Thursday, July 13, 2006

Summer Reading

The Poe Shadow
by Matthew Pearl

Release Date: May 23, 2006

"The strange circumstances surrounding the death of Edgar Allan Poe, intriguing to fans and scholars alike, provide the basis for this literary mystery." - Booklist

If you like riveting, rigorously-researched historical fiction as much as I do, you will froth at the mouth over this successor to The Dante Club (which I just finished and also highly recommend). Pearl's credentials just couldn't be more impressive: Bachelor's in English from Harvard, law degree from Yale, teaching positions at both Harvard and Emerson College. And yet his fiction is not egregiously erudite or burdened with unnecessary literary allusions; rather, he weaves a powerful tale out of the very real fabric of 19th-century historical fact with excruciating detail (his descriptions of the homes of Henry W. Longfellow, Oliver W. Holmes and James R. Lowell in The Dante Club come from firsthand observations at these authors' actual residences in Cambridge, Mass., the city Pearl himself calls home).

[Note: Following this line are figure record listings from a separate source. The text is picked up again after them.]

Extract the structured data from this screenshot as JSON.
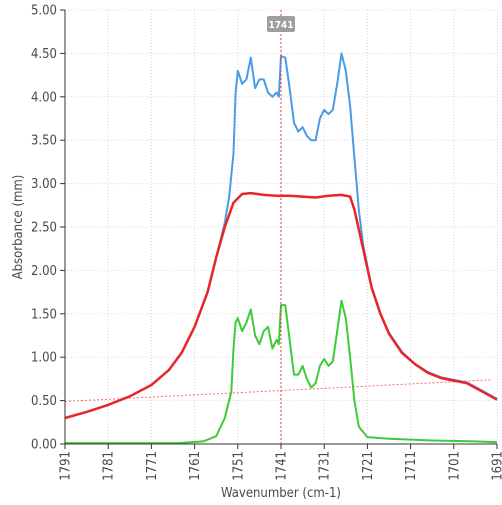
{
  "chart_data": {
    "type": "line",
    "xlabel": "Wavenumber (cm-1)",
    "ylabel": "Absorbance (mm)",
    "xlim": [
      1791,
      1691
    ],
    "ylim": [
      0,
      5
    ],
    "x_reversed": true,
    "grid": true,
    "x_ticks": [
      "1791",
      "1781",
      "1771",
      "1761",
      "1751",
      "1741",
      "1731",
      "1721",
      "1711",
      "1701",
      "1691"
    ],
    "y_ticks": [
      "0.00",
      "0.50",
      "1.00",
      "1.50",
      "2.00",
      "2.50",
      "3.00",
      "3.50",
      "4.00",
      "4.50",
      "5.00"
    ],
    "cursor": {
      "x": 1741,
      "label": "1741"
    },
    "baseline": {
      "from": [
        1791,
        0.49
      ],
      "to": [
        1692,
        0.74
      ],
      "color": "#ff6b6b"
    },
    "series": [
      {
        "color": "#4a9be6",
        "points": [
          [
            1791,
            0.3
          ],
          [
            1786,
            0.37
          ],
          [
            1781,
            0.45
          ],
          [
            1776,
            0.55
          ],
          [
            1771,
            0.68
          ],
          [
            1767,
            0.85
          ],
          [
            1764,
            1.05
          ],
          [
            1761,
            1.35
          ],
          [
            1758,
            1.75
          ],
          [
            1756,
            2.15
          ],
          [
            1754,
            2.55
          ],
          [
            1753,
            2.85
          ],
          [
            1752,
            3.35
          ],
          [
            1751.5,
            4.05
          ],
          [
            1751,
            4.3
          ],
          [
            1750,
            4.15
          ],
          [
            1749,
            4.2
          ],
          [
            1748,
            4.45
          ],
          [
            1747,
            4.1
          ],
          [
            1746,
            4.2
          ],
          [
            1745,
            4.2
          ],
          [
            1744,
            4.05
          ],
          [
            1743,
            4.0
          ],
          [
            1742,
            4.05
          ],
          [
            1741.5,
            4.0
          ],
          [
            1741,
            4.47
          ],
          [
            1740,
            4.45
          ],
          [
            1739,
            4.1
          ],
          [
            1738,
            3.7
          ],
          [
            1737,
            3.6
          ],
          [
            1736,
            3.65
          ],
          [
            1735,
            3.55
          ],
          [
            1734,
            3.5
          ],
          [
            1733,
            3.5
          ],
          [
            1732,
            3.75
          ],
          [
            1731,
            3.85
          ],
          [
            1730,
            3.8
          ],
          [
            1729,
            3.85
          ],
          [
            1728,
            4.15
          ],
          [
            1727,
            4.5
          ],
          [
            1726,
            4.3
          ],
          [
            1725,
            3.9
          ],
          [
            1724,
            3.3
          ],
          [
            1723,
            2.7
          ],
          [
            1722,
            2.3
          ],
          [
            1720,
            1.8
          ],
          [
            1718,
            1.5
          ],
          [
            1716,
            1.28
          ],
          [
            1713,
            1.06
          ],
          [
            1710,
            0.92
          ],
          [
            1707,
            0.83
          ],
          [
            1704,
            0.77
          ],
          [
            1701,
            0.74
          ],
          [
            1698,
            0.71
          ],
          [
            1695,
            0.63
          ],
          [
            1691,
            0.52
          ]
        ]
      },
      {
        "color": "#e8262a",
        "points": [
          [
            1791,
            0.3
          ],
          [
            1786,
            0.37
          ],
          [
            1781,
            0.45
          ],
          [
            1776,
            0.55
          ],
          [
            1771,
            0.68
          ],
          [
            1767,
            0.85
          ],
          [
            1764,
            1.05
          ],
          [
            1761,
            1.35
          ],
          [
            1758,
            1.75
          ],
          [
            1756,
            2.15
          ],
          [
            1754,
            2.5
          ],
          [
            1752,
            2.78
          ],
          [
            1750,
            2.88
          ],
          [
            1748,
            2.89
          ],
          [
            1745,
            2.87
          ],
          [
            1742,
            2.86
          ],
          [
            1739,
            2.86
          ],
          [
            1736,
            2.85
          ],
          [
            1733,
            2.84
          ],
          [
            1730,
            2.86
          ],
          [
            1727,
            2.87
          ],
          [
            1725,
            2.85
          ],
          [
            1724,
            2.7
          ],
          [
            1722,
            2.25
          ],
          [
            1720,
            1.8
          ],
          [
            1718,
            1.5
          ],
          [
            1716,
            1.27
          ],
          [
            1713,
            1.05
          ],
          [
            1710,
            0.92
          ],
          [
            1707,
            0.82
          ],
          [
            1704,
            0.76
          ],
          [
            1701,
            0.73
          ],
          [
            1698,
            0.7
          ],
          [
            1695,
            0.62
          ],
          [
            1691,
            0.51
          ]
        ]
      },
      {
        "color": "#3fca3a",
        "points": [
          [
            1791,
            0.01
          ],
          [
            1775,
            0.01
          ],
          [
            1765,
            0.01
          ],
          [
            1759,
            0.03
          ],
          [
            1756,
            0.09
          ],
          [
            1754,
            0.3
          ],
          [
            1752.5,
            0.6
          ],
          [
            1752,
            1.1
          ],
          [
            1751.5,
            1.4
          ],
          [
            1751,
            1.45
          ],
          [
            1750,
            1.3
          ],
          [
            1749,
            1.4
          ],
          [
            1748,
            1.55
          ],
          [
            1747,
            1.25
          ],
          [
            1746,
            1.15
          ],
          [
            1745,
            1.3
          ],
          [
            1744,
            1.35
          ],
          [
            1743,
            1.1
          ],
          [
            1742,
            1.2
          ],
          [
            1741.5,
            1.15
          ],
          [
            1741,
            1.6
          ],
          [
            1740,
            1.6
          ],
          [
            1739,
            1.2
          ],
          [
            1738,
            0.8
          ],
          [
            1737,
            0.8
          ],
          [
            1736,
            0.9
          ],
          [
            1735,
            0.75
          ],
          [
            1734,
            0.65
          ],
          [
            1733,
            0.7
          ],
          [
            1732,
            0.9
          ],
          [
            1731,
            0.98
          ],
          [
            1730,
            0.9
          ],
          [
            1729,
            0.95
          ],
          [
            1728,
            1.3
          ],
          [
            1727,
            1.65
          ],
          [
            1726,
            1.45
          ],
          [
            1725,
            1.0
          ],
          [
            1724,
            0.5
          ],
          [
            1723,
            0.2
          ],
          [
            1721,
            0.08
          ],
          [
            1716,
            0.06
          ],
          [
            1706,
            0.04
          ],
          [
            1696,
            0.03
          ],
          [
            1691,
            0.02
          ]
        ]
      }
    ]
  }
}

If you have always been fascinated and somewhat disturbed by the unusual events that cloud literary history's knowledge of Poe's death in 1849 (as I have), then you really shouldn't miss this book; it claims to be the definitive word on what is factually known about those mysterious days in early October 1849, and given the extensive research of Pearl's first novel, I am inclined to believe that claim.



The Fourth Bear
by Jasper Fforde

Release Date: August 3, 2006

"The Gingerbreadman—psychopath, sadist, genius, and killer—is on the loose. But it isn’t Jack Spratt’s case. He and Mary Mary have been demoted to Missing Persons following Jack’s poor judgment involving the poisoning of Mr. Bun the baker. Missing Persons looks like a boring assignment until a chance encounter leads them into the hunt for missing journalist Henrietta “Goldy” Hatchett, star reporter for The Daily Mole. Last to see her alive? The Three Bears, comfortably living out a life of rural solitude in Andersen’s wood." - Book Description, Amazon.com

Although I would have to agree with the assertion made by Publisher's Weekly in their review of this second novel in Fforde's "Nursery Crime" series in that "it lacks the snap of the author's Thursday Next series," I must admit that I found The Big Over Easy to be a quite enjoyable read. The ease with which Fforde creates his tongue-in-cheek world of nursery rhyme characters, all of whom deal with very real and very human problems, never fails to impress those of us who long to write popular fiction ourselves someday. The inclusion of the character of Prometheus as the upstairs boarder in the Spratt household made for some of the best comedic philosophical dialogue I've read since Martin's Picasso at the Lapin Agile and was, in my opinion, a stroke of genius.



Three Days to Never
by Tim Powers

Release Date: August 1, 2006

"Powers (Declare) delivers another top-notch supernatural spy thriller. When Frank Marrity's grandmother dies unexpectedly during 1987's New Age Harmonic Convergence, his 12-year-old daughter, Daphne, steals a videotape from the old woman's Pasadena house that turns out to be a Chaplin film long believed lost. Before Daphne can finish watching the film, its powerful symbolism awakens a latent pyrokinetic ability in her that burns the tape. Frank later discovers letters that prove his grandmother was Albert Einstein's illegitimate daughter. This comes to the attention of a special branch of the Mossad specializing in the Kabbalah as well as a shadowy Gnostic sect interested in a potential weapon discovered by Einstein that he didn't offer to FDR during WWII—a weapon more terrible in its way than the atomic bomb. In typical Powers fashion, his characters' spiritual need to undo past sins or mistakes propels the ingenious plot, which manages to be intricate without becoming convoluted, to its highly satisfying conclusion." - Publisher's Weekly

If you haven't yet discovered the joy of reading Tim Powers, you must run to the nearest bookstore and buy a copy of The Anubis Gates right this very minute. He is quite possibly the greatest living science fiction/fantasy writer (Philip K. Dick thought so), and though he has remained relatively obscure, it is in no way due to any lack of excellence in his work. Another meticulous researcher, Powers created a completely fictional 19th-century poet named William Ashbless who was so realistic, many readers believed him to be an actual contemporary of the likes of Byron and Coleridge! No other author I know could combine a maniacal mutant clown thief from the underworld of Victorian London, a shape-shifting reincarnated version of the Egyptian god Anubis, and Romantic poet Samuel Taylor Coleridge in the same novel and make it work.

2 comments:

Anonymous said...

So... no Harry Potter?

Bibb Leo File said...

Are you nuts? With all of this legitimate literature out there waiting? Who wants to read about angst-filled, sexually awkward teenage wizards who must avenge the "murder" of their grisly old mentors? Not this Half-Blood Prince.